Durante il discorso inaugurale da presidente degli Stati Uniti, John F. Kennedy lanciò questa sfida agli Americani: “Non chiedetevi ciò che il vostro Paese può fare per voi; chiedetevi ciò che voi potete fare per il vostro Paese”. Si trattava di un nuovo appello affinché i cittadini vivessero le loro vite in sacrificio e servizio reciproco. Le sue parole ispirarono specialmente i figli e le figlie di chi aveva servito il proprio Paese in guerra.
Il significato era chiaro: ciò che i loro genitori avevano ottenuto, spesso a costo della vita, doveva essere ora protetto utilizzando gli strumenti della pace.

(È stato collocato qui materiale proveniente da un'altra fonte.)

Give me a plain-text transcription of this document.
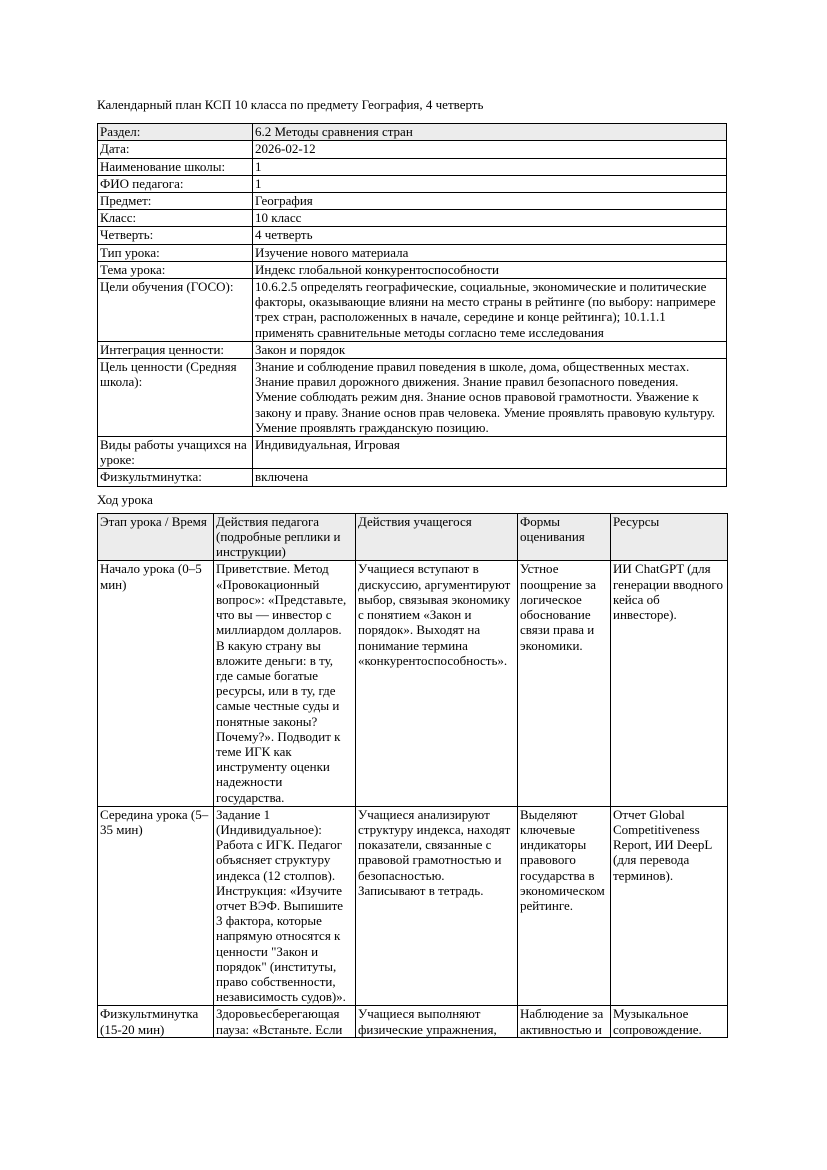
Календарный план КСП 10 класса по предмету География, 4 четверть
Раздел:	6.2 Методы сравнения стран
Дата:	2026-02-12
Наименование школы:	1
ФИО педагога:	1
Предмет:	География
Класс:	10 класс
Четверть:	4 четверть
Тип урока:	Изучение нового материала
Тема урока:	Индекс глобальной конкурентоспособности
Цели обучения (ГОСО):	10.6.2.5 определять географические, социальные, экономические и политические факторы, оказывающие влияни на место страны в рейтинге (по выбору: напримере трех стран, расположенных в начале, середине и конце рейтинга); 10.1.1.1 применять сравнительные методы согласно теме исследования
Интеграция ценности:	Закон и порядок
Цель ценности (Средняя школа):	Знание и соблюдение правил поведения в школе, дома, общественных местах. Знание правил дорожного движения. Знание правил безопасного поведения. Умение соблюдать режим дня. Знание основ правовой грамотности. Уважение к закону и праву. Знание основ прав человека. Умение проявлять правовую культуру. Умение проявлять гражданскую позицию.
Виды работы учащихся на уроке:	Индивидуальная, Игровая
Физкультминутка:	включена
Ход урока
Этап урока / Время	Действия педагога (подробные реплики и инструкции)	Действия учащегося	Формы оценивания	Ресурсы
Начало урока (0–5 мин)	Приветствие. Метод «Провокационный вопрос»: «Представьте, что вы — инвестор с миллиардом долларов. В какую страну вы вложите деньги: в ту, где самые богатые ресурсы, или в ту, где самые честные суды и понятные законы? Почему?». Подводит к теме ИГК как инструменту оценки надежности государства.	Учащиеся вступают в дискуссию, аргументируют выбор, связывая экономику с понятием «Закон и порядок». Выходят на понимание термина «конкурентоспособность».	Устное поощрение за логическое обоснование связи права и экономики.	ИИ ChatGPT (для генерации вводного кейса об инвесторе).
Середина урока (5–35 мин)	Задание 1 (Индивидуальное): Работа с ИГК. Педагог объясняет структуру индекса (12 столпов). Инструкция: «Изучите отчет ВЭФ. Выпишите 3 фактора, которые напрямую относятся к ценности "Закон и порядок" (институты, право собственности, независимость судов)».	Учащиеся анализируют структуру индекса, находят показатели, связанные с правовой грамотностью и безопасностью. Записывают в тетрадь.	Выделяют ключевые индикаторы правового государства в экономическом рейтинге.	Отчет Global Competitiveness Report, ИИ DeepL (для перевода терминов).

Физкультминутка (15-20 мин)	Здоровьесберегающая пауза: «Встаньте. Если	Учащиеся выполняют физические упражнения,	Наблюдение за активностью и	Музыкальное сопровождение.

Un esercito di volontari si alzò per rispondere a quella chiamata e, nei decenni, ha compiuto un numero immenso di opere umanitarie in tutto il mondo.
Secoli prima, l’apostolo Paolo lanciò una sfida simile ai Cristiani, nel primo versetto di Romani 12. Qui egli ci esorta a dare i nostri corpi come “sacrificio vivente” per servire Colui che ha pagato con la Sua vita per i nostri peccati. Questo sacrificio spirituale non può consistere solo in parole; deve consistere in un investimento delle nostre vite a favore dei bisogni fisici, emotivi e spirituali degli altri.
E la cosa migliore è che il nostro servizio può essere svolto al meglio esattamente dove siamo.